I ended my 11/16/2010 post with “Until next time, beloved France!”

“Next time” has come sooner than I expected. I wanted to visit Italy this year, the Amalfi coast. I’ve not yet been south of Rome, and I’d hoped to go in May but I didn’t return to work (after surgery on my hand) until late May. Hi-everybody-I’m-back-and-now-I’m-taking-vacation wouldn’t be beneficial to my employment, or my hand, for which I still attend physical therapy, twice weekly.

My friend and travel companion, with whom I traveled to Provence last fall, organized a trip to Paris this October for a group of friends, and piggy-backing this trip better fit my timing. The group will stay only one week, but my friend has enthusiastically agreed to stay on a second week. We’re throwing ideas around now, for that second week – up into Nord & Picardie or down to Bordeaux are two of them.

Past trips to France provided the stories in my recent submissions to Travelers’ Tales. What will it be this year?

- PJ

Sunday, June 19, 2011

Happy Fathers Day

My dad passed away five years and nine days ago. When I was little, I used to lie across his lap every evening while he read the paper or watched TV. He rubbed and scratched my back, a task at which he was an expert. I’d lay there as long as he’d allow, usually until his legs went to sleep. There was safety and love in his touch. The years passed, and I continued to lie in his lap until I was too big to fit across his chair.

Here’s my dad.

- PJ

Friday, June 17, 2011

Lemon Balm Sunday – or – Experience was limited

A recurring theme in Half Italian is “experience was limited” for my Italian immigrant relatives. “Experience was limited,” in my presentation, refers to a wariness that lived in my relatives’ minds and hearts, induced by limited exposure to the world around them, from geography (traveling beyond their village walls) to eating (anything unknown). Anything unknown brought forth wariness and suspicion, until their exposure increased or someone they knew (and trusted) provided assurances. Don’t take chances.
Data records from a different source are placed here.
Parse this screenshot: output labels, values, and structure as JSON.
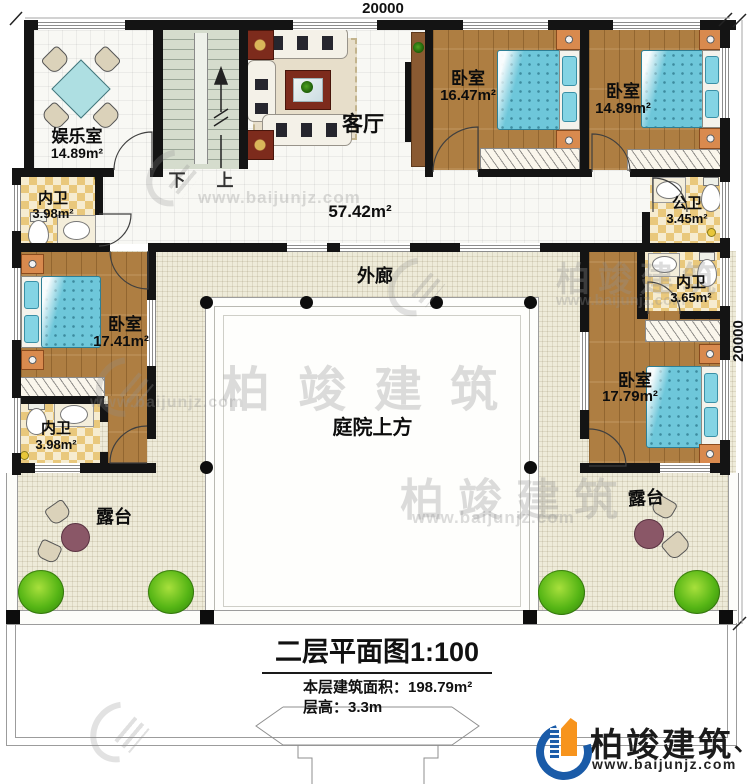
{
  "dimensions": {
    "top": "20000",
    "right": "20000"
  },
  "rooms": {
    "entertainment": {
      "name": "娱乐室",
      "area": "14.89m²"
    },
    "bath_top_left": {
      "name": "内卫",
      "area": "3.98m²"
    },
    "bedroom_left": {
      "name": "卧室",
      "area": "17.41m²"
    },
    "bath_bottom_left": {
      "name": "内卫",
      "area": "3.98m²"
    },
    "living_room": {
      "name": "客厅",
      "area": "57.42m²"
    },
    "bedroom_top_1": {
      "name": "卧室",
      "area": "16.47m²"
    },
    "bedroom_top_2": {
      "name": "卧室",
      "area": "14.89m²"
    },
    "bath_public": {
      "name": "公卫",
      "area": "3.45m²"
    },
    "bath_right": {
      "name": "内卫",
      "area": "3.65m²"
    },
    "bedroom_right": {
      "name": "卧室",
      "area": "17.79m²"
    },
    "corridor": {
      "name": "外廊"
    },
    "courtyard": {
      "name": "庭院上方"
    },
    "terrace_left": {
      "name": "露台"
    },
    "terrace_right": {
      "name": "露台"
    }
  },
  "stairs": {
    "down_label": "下",
    "up_label": "上"
  },
  "title_block": {
    "title": "二层平面图1:100",
    "floor_area_line": "本层建筑面积：198.79m²",
    "floor_height_line": "层高：3.3m"
  },
  "branding": {
    "logo_text": "柏竣建筑",
    "logo_url": "www.baijunjz.com",
    "accent_mark": "、"
  },
  "watermark": {
    "text": "柏竣建筑",
    "url": "www.baijunjz.com"
  },
  "colors": {
    "wall": "#141414",
    "wood_floor": "#ae7e42",
    "tile_gold": "#e9c87c",
    "corridor_floor": "#eeebd9",
    "stair_floor": "#d5dccd",
    "bed_blue": "#6ec7da",
    "logo_blue": "#1a5ba8",
    "logo_orange": "#f7941d"
  }
}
My mother’s experience wasn’t limited – she was born in southern California (not exactly a medieval village) and she had firsthand exposure to immigrant wariness and its origins; yet, this didn’t broaden her thinking, wariness became learned behavior.
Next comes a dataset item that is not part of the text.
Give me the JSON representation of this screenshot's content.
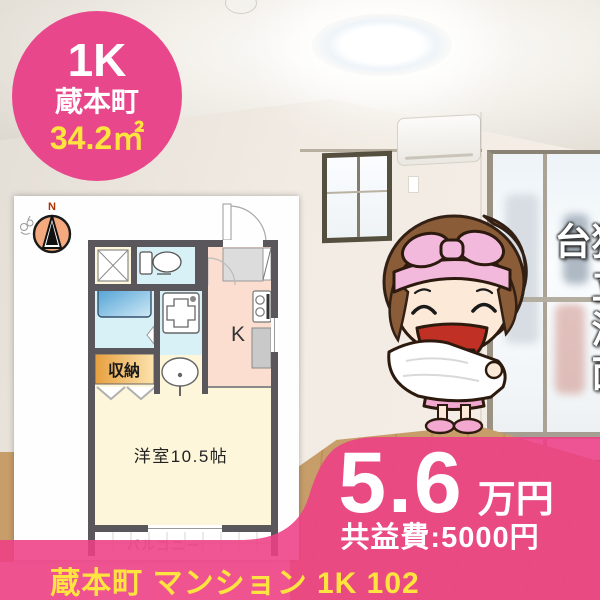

Last Sunday, my mother, nearly age 87, tasted her first lemon balm. In front of K-Mart, I pulled a tiny leaf from one of the lemon balm plants for sale outside and urged her to try it. Her face went through all the same doubtful contortions that my immigrant relatives often did, when presented with something they didn’t already know. What is this you’re giving me; I’ve never heard of it; where does it come from, and is it clean? With the corners of her mouth turned down, she tasted the lemon balm. Frowning, she decided it was okay. Sure wish someone else was here to provide me with assurances about this stuff.